Until they strip DNSSEC information.  You MUST validate locally....

>> Thus probably the best default policy for DNSSEC validation is:
>> 
>> Validate on the client (sending all requests with DO and CD!
> 
> You don't need CD to validate.
> 
>> Don't let =
>> the resolver in between validate, you can't trust it anyway so why have =
>> it waste cycles?). 
> 
> Because you want it to sort out when a authoritative server has stale
> DNSSEC data, authoritative servers that are not dnssec enabled, .....
> It's much easier for the recursive server handle this directly and
> give the stub resolver answers that have been successfully validated.


You want the end client to have its own policy on what to do on DNSSEC failure, not be dependent on the resolver's policy, and thus validating clients really should use CD with every request.


EG, I'd WANT clients to be able to visit www.dnssec-failed.org IFF the client is able to contact the root, .org, and Comcast's DNS servers directly.

That way, the client knows that it can trust the DNS information to exactly the same degree that it can trust the rest of its network traffic.
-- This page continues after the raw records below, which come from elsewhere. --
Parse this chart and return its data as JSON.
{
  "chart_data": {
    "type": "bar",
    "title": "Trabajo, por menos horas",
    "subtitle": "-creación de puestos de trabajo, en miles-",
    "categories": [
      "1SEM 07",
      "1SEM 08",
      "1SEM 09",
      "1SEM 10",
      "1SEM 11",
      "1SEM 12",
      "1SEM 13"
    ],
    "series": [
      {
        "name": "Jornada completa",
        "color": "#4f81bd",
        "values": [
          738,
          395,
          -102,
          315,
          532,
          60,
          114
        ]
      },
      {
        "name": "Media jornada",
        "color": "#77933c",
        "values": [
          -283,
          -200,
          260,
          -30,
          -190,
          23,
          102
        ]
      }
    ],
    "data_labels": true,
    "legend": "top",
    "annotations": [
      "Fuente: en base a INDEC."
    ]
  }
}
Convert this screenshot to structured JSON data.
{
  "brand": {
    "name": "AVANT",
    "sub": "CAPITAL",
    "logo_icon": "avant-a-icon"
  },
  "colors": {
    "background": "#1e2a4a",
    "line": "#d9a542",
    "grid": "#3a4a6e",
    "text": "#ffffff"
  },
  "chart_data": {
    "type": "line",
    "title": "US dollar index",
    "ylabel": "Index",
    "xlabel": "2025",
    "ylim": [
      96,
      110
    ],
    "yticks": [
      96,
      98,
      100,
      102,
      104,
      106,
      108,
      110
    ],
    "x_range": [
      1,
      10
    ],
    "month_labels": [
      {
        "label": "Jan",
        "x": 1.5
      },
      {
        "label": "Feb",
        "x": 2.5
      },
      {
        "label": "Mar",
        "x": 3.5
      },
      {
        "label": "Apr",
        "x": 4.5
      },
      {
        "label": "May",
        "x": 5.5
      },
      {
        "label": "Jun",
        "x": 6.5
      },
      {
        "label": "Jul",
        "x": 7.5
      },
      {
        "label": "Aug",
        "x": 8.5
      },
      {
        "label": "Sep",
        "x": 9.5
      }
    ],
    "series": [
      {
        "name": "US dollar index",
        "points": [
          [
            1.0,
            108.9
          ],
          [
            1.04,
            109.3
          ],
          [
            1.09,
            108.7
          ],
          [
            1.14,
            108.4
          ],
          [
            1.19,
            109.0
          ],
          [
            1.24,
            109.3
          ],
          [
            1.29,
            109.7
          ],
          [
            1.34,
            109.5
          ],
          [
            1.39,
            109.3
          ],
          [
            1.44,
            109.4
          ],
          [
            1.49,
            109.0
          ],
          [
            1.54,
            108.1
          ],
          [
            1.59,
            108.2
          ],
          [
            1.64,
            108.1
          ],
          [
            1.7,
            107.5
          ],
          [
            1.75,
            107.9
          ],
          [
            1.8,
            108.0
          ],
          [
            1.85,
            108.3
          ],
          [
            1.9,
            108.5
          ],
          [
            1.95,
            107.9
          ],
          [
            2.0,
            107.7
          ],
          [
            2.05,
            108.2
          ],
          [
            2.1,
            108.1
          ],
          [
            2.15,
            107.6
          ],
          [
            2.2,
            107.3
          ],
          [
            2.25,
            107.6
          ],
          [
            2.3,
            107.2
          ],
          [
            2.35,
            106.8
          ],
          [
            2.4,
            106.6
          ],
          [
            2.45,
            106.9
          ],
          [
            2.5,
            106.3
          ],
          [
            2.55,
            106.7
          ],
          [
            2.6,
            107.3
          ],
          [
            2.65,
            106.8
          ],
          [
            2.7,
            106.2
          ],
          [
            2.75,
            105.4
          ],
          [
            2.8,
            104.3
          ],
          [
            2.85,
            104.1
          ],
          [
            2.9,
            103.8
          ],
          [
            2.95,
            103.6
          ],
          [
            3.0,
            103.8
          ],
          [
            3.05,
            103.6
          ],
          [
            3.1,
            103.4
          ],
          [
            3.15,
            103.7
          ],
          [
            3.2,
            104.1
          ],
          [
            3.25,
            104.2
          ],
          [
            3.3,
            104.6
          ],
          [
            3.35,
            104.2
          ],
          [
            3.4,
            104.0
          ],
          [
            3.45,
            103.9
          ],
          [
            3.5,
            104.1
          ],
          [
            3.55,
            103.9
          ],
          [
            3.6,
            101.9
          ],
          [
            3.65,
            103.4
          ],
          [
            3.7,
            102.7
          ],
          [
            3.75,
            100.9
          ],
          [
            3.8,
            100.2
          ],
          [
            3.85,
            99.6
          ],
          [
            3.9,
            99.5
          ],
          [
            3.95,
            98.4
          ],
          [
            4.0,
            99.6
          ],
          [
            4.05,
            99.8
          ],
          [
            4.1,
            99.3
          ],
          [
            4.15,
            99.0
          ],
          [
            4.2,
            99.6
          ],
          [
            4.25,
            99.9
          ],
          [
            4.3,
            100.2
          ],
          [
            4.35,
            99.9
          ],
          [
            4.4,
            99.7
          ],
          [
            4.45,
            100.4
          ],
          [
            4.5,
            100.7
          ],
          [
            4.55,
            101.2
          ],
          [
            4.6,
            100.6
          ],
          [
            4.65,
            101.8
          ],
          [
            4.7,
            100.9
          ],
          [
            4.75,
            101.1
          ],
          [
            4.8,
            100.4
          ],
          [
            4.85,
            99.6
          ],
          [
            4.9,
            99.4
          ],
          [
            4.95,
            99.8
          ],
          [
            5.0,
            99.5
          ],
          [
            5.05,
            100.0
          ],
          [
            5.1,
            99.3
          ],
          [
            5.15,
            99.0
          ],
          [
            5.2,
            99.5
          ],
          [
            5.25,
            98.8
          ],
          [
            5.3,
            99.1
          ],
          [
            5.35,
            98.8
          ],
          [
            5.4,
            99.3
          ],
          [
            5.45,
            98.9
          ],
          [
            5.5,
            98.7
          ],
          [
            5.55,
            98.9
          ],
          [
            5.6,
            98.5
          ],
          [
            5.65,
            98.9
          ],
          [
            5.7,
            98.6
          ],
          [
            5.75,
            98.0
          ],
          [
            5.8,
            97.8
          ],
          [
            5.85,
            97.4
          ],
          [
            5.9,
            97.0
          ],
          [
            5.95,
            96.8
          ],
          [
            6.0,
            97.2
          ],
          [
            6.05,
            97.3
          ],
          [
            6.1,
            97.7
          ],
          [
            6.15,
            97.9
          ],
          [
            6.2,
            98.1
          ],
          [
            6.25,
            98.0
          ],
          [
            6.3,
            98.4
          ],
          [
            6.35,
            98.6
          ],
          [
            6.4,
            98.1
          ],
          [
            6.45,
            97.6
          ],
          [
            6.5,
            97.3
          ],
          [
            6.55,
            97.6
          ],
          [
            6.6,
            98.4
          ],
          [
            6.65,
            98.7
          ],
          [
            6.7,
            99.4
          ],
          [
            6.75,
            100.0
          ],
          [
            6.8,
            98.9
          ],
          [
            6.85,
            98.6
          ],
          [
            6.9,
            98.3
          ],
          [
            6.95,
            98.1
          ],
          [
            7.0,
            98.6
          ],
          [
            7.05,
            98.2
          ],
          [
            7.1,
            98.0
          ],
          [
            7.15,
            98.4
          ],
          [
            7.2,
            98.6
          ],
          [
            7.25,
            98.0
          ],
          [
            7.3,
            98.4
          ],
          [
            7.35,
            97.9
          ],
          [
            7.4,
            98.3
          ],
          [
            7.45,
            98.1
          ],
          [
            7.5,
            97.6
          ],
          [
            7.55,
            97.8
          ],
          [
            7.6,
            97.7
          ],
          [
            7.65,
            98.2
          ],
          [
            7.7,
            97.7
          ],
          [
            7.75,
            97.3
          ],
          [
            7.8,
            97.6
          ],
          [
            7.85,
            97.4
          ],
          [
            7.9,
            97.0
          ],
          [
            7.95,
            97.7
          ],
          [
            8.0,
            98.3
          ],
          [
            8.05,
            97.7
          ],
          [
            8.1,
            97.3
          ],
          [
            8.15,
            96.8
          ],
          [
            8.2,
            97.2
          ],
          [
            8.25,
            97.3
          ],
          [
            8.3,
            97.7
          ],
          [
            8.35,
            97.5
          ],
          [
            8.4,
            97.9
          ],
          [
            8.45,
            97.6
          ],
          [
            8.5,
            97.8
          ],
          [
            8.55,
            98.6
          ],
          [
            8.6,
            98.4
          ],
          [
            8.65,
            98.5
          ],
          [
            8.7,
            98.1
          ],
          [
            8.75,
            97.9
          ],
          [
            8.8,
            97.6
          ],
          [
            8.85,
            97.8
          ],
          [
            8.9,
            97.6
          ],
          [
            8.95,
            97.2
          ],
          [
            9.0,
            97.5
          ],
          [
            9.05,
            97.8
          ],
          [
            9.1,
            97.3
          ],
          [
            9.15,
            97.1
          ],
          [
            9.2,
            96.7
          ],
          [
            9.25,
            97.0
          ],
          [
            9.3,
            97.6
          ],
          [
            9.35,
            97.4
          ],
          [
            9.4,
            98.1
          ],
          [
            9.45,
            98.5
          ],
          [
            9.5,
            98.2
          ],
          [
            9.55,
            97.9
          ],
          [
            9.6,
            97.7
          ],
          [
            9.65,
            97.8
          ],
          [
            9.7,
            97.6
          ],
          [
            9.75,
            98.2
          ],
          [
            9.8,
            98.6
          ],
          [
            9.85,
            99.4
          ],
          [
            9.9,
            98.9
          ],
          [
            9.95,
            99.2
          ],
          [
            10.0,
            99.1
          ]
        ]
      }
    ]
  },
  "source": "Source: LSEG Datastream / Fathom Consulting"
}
>> If local validation successful, accept.
>> 
>> If failed (For any reason, including no DNSSEC information at all [1]), =
>> the client MUST contact the authorities directly (NOT through the =
>> intermediary systems) and accept the results without validation [2].
> 
> That's nice when you can do it, but there are lots of enviroments
> where you can't.  We need to make those deployment senarios work.
> Failures are not alway malicious.

You notice that the proposed policy ONLY causes a failure IFF:

a)  There is an actual DNSSEC failure-to-validate (not simply "no DNSSEC").  
AND
b)  The client is prohibited from contacting authoritative DNS servers directly.